Whether those are Jap rounds or not, I can't tell from the photo.

What I can tell is that he has a very unique collection of rounds that is making a collector, some where, drool .
 
My uncle uses a Cimmaron .44 Colt 1860 Richards-Mason for CAS. The original was a loaded with a true .44 caliber bullet; the modern version uses .429 bullets. It's basically a .44 Russian with a small rim like the .45 Colt. Starline makes brass.
 
From what I have been told (and my Dad served in New Guinea and
the Phillipines in WWII with the 6th Army Division), Japanese wooden
bullet rounds were for grenade launching purposes. When the Japanese
got down to short supplies and staged suicidal Banzai attacks rather
than surrender, they would use these blanks at bayonet-charge range,
giving a whole new meaning to point-blank.
 
Thanks for all the info.

I'll see if I can sit down and take some measurements this weekend.

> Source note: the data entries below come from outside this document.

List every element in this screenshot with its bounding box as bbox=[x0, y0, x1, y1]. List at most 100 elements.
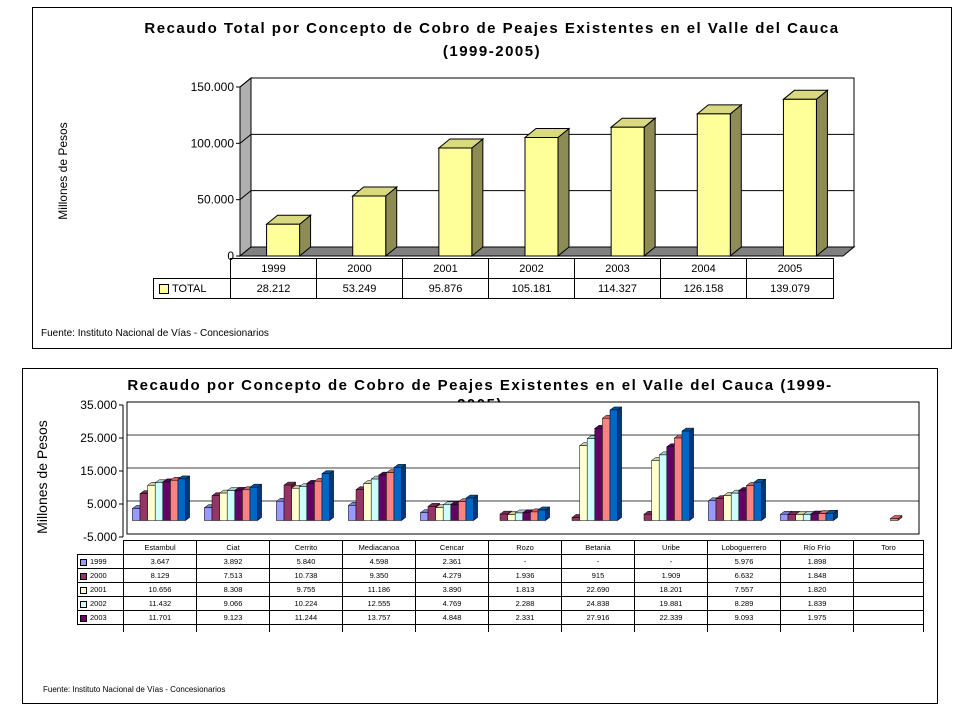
chart2-data-label: 1.909 bbox=[634, 568, 708, 583]
chart2-data-label: 9.093 bbox=[707, 610, 781, 625]
chart2-category-label: Mediacanoa bbox=[342, 540, 416, 555]
chart1-subtitle: (1999-2005) bbox=[442, 43, 542, 60]
chart1-y-tick-label: 150.000 bbox=[191, 80, 235, 94]
chart2-legend-2003: 2003 bbox=[77, 610, 124, 625]
chart2-data-label: 11.701 bbox=[123, 610, 197, 625]
chart2-data-label: 1.975 bbox=[780, 610, 854, 625]
chart2-table-row-2002: 2002 11.432 9.066 10.224 12.555 4.769 2.288 24.… bbox=[77, 596, 924, 611]
chart1-data-label: 105.181 bbox=[488, 278, 575, 299]
chart1-category-label: 2000 bbox=[316, 258, 403, 279]
chart2-legend-2001: 2001 bbox=[77, 582, 124, 597]
chart1-gridline-diag bbox=[239, 190, 252, 201]
chart2-data-label: 18.201 bbox=[634, 582, 708, 597]
chart1-category-label: 2005 bbox=[746, 258, 834, 279]
chart2-data-label: 8.129 bbox=[123, 568, 197, 583]
chart2-table-row-2001: 2001 10.656 8.308 9.755 11.186 3.890 1.813 22.6… bbox=[77, 582, 924, 597]
chart2-data-label: 4.848 bbox=[415, 610, 489, 625]
legend-swatch-2001 bbox=[80, 586, 87, 594]
legend-swatch-2000 bbox=[80, 572, 87, 580]
chart1-bar-2000 bbox=[351, 185, 399, 258]
chart2-data-label: 9.755 bbox=[269, 582, 343, 597]
chart2-plot: 35.000 25.000 15.000 5.000 -5.000 bbox=[80, 398, 920, 544]
chart2-table-row-1999: 1999 3.647 3.892 5.840 4.598 2.361- - -5.976 1.8… bbox=[77, 554, 924, 569]
chart2-data-label: 9.066 bbox=[196, 596, 270, 611]
chart1-y-tick-label: 100.000 bbox=[191, 136, 235, 150]
legend-swatch-total bbox=[159, 283, 169, 294]
chart2-data-label: 3.890 bbox=[415, 582, 489, 597]
chart2-category-label: Toro bbox=[853, 540, 924, 555]
chart2-category-label: Uribe bbox=[634, 540, 708, 555]
chart2-data-label: 9.350 bbox=[342, 568, 416, 583]
chart2-y-tick-label: 25.000 bbox=[80, 431, 117, 445]
chart2-legend-2002: 2002 bbox=[77, 596, 124, 611]
chart1-data-table: 1999 2000 2001 2002 2003 2004 2005 TOTAL 28.212 5… bbox=[153, 258, 834, 299]
chart2-data-label: 7.557 bbox=[707, 582, 781, 597]
chart2-data-label: 1.848 bbox=[780, 568, 854, 583]
chart2-bar-uribe-2005 bbox=[681, 427, 695, 521]
chart1-data-label: 95.876 bbox=[402, 278, 489, 299]
chart2-data-label: 5.976 bbox=[707, 554, 781, 569]
chart2-data-table: Estambul Ciat Cerrito Mediacanoa Cencar Rozo B… bbox=[77, 540, 924, 632]
chart1-category-label: 2002 bbox=[488, 258, 575, 279]
legend-label-total: TOTAL bbox=[172, 282, 207, 295]
chart1-data-label: 53.249 bbox=[316, 278, 403, 299]
chart1-category-label: 2004 bbox=[660, 258, 747, 279]
chart2-bar-toro-2004 bbox=[889, 515, 903, 521]
chart2-data-label bbox=[853, 582, 924, 597]
chart2-category-label: Río Frío bbox=[780, 540, 854, 555]
chart2-title-line-1: Recaudo por Concepto de Cobro de Peajes … bbox=[127, 377, 833, 394]
chart2-table-row-2003: 2003 11.701 9.123 11.244 13.757 4.848 2.331 27.… bbox=[77, 610, 924, 625]
chart2-bar-estambul-2005 bbox=[177, 475, 191, 521]
chart1-data-label: 114.327 bbox=[574, 278, 661, 299]
chart2-category-label: Rozo bbox=[488, 540, 562, 555]
chart2-data-label: 4.279 bbox=[415, 568, 489, 583]
legend-label-2000: 2000 bbox=[90, 571, 107, 580]
chart2-bar-mediacanoa-2005 bbox=[393, 463, 407, 521]
chart2-data-label: 3.892 bbox=[196, 554, 270, 569]
legend-label-2003: 2003 bbox=[90, 613, 107, 622]
chart1-y-tick-label: 0 bbox=[227, 249, 234, 263]
chart1-data-label: 139.079 bbox=[746, 278, 834, 299]
chart2-table-header-row: Estambul Ciat Cerrito Mediacanoa Cencar Rozo B… bbox=[78, 540, 924, 555]
chart2-data-label: 4.769 bbox=[415, 596, 489, 611]
chart2-source-note: Fuente: Instituto Nacional de Vías - Con… bbox=[43, 685, 226, 694]
chart2-data-label: 1.839 bbox=[780, 596, 854, 611]
chart2-data-label: 10.224 bbox=[269, 596, 343, 611]
chart1-bar-2004 bbox=[695, 103, 743, 258]
chart2-category-label: Loboguerrero bbox=[707, 540, 781, 555]
chart2-data-label: - bbox=[634, 554, 708, 569]
chart2-data-label bbox=[853, 610, 924, 625]
chart1-gridline-diag bbox=[239, 77, 252, 88]
chart2-data-label: 27.916 bbox=[561, 610, 635, 625]
legend-label-2001: 2001 bbox=[90, 585, 107, 594]
chart2-category-label: Betania bbox=[561, 540, 635, 555]
chart2-bar-ciat-2005 bbox=[249, 483, 263, 521]
chart2-data-label bbox=[853, 596, 924, 611]
total-revenue-chart-panel: Recaudo Total por Concepto de Cobro de P… bbox=[32, 7, 952, 349]
chart2-bar-cerrito-2005 bbox=[321, 470, 335, 521]
chart1-plot: 150.000 100.000 50.000 0 bbox=[191, 76, 856, 263]
chart1-table-row-total: TOTAL 28.212 53.249 95.876 105.181 114.327 126… bbox=[153, 278, 834, 299]
chart2-data-label: 10.738 bbox=[269, 568, 343, 583]
legend-swatch-2003 bbox=[80, 614, 87, 622]
chart2-data-label: 10.656 bbox=[123, 582, 197, 597]
chart2-y-tick-label: 15.000 bbox=[80, 464, 117, 478]
chart1-table-header-row: 1999 2000 2001 2002 2003 2004 2005 bbox=[154, 258, 834, 279]
chart1-bar-2002 bbox=[523, 127, 571, 258]
chart2-y-tick-label: 5.000 bbox=[87, 497, 117, 511]
chart2-category-label: Cencar bbox=[415, 540, 489, 555]
chart1-gridline-diag bbox=[239, 133, 252, 144]
chart2-data-label: 8.289 bbox=[707, 596, 781, 611]
chart2-data-label: 22.690 bbox=[561, 582, 635, 597]
chart1-bar-2003 bbox=[609, 117, 657, 258]
chart1-y-tick-label: 50.000 bbox=[197, 193, 234, 207]
chart2-bar-rio-frio-2005 bbox=[825, 509, 839, 521]
chart2-data-label: 9.123 bbox=[196, 610, 270, 625]
chart1-legend-total: TOTAL bbox=[153, 278, 231, 299]
chart2-data-label: 1.898 bbox=[780, 554, 854, 569]
chart2-data-label: 3.647 bbox=[123, 554, 197, 569]
chart2-legend-2000: 2000 bbox=[77, 568, 124, 583]
legend-label-1999: 1999 bbox=[90, 557, 107, 566]
chart1-bar-2001 bbox=[437, 137, 485, 258]
chart2-data-label: 11.186 bbox=[342, 582, 416, 597]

The tall silver cased cartridges may be 45-70, but I don't think so. There were a bunch of .45-60, .45-70, and .45-90s in this collection. I don't believe those two were the same size. I'll double check though as there was a lot to go through.
 
I have to sincerely tip my hats to those of you out there with the amount of knowledge you bring to these forums.

Thanks for sharing the pictures on THR!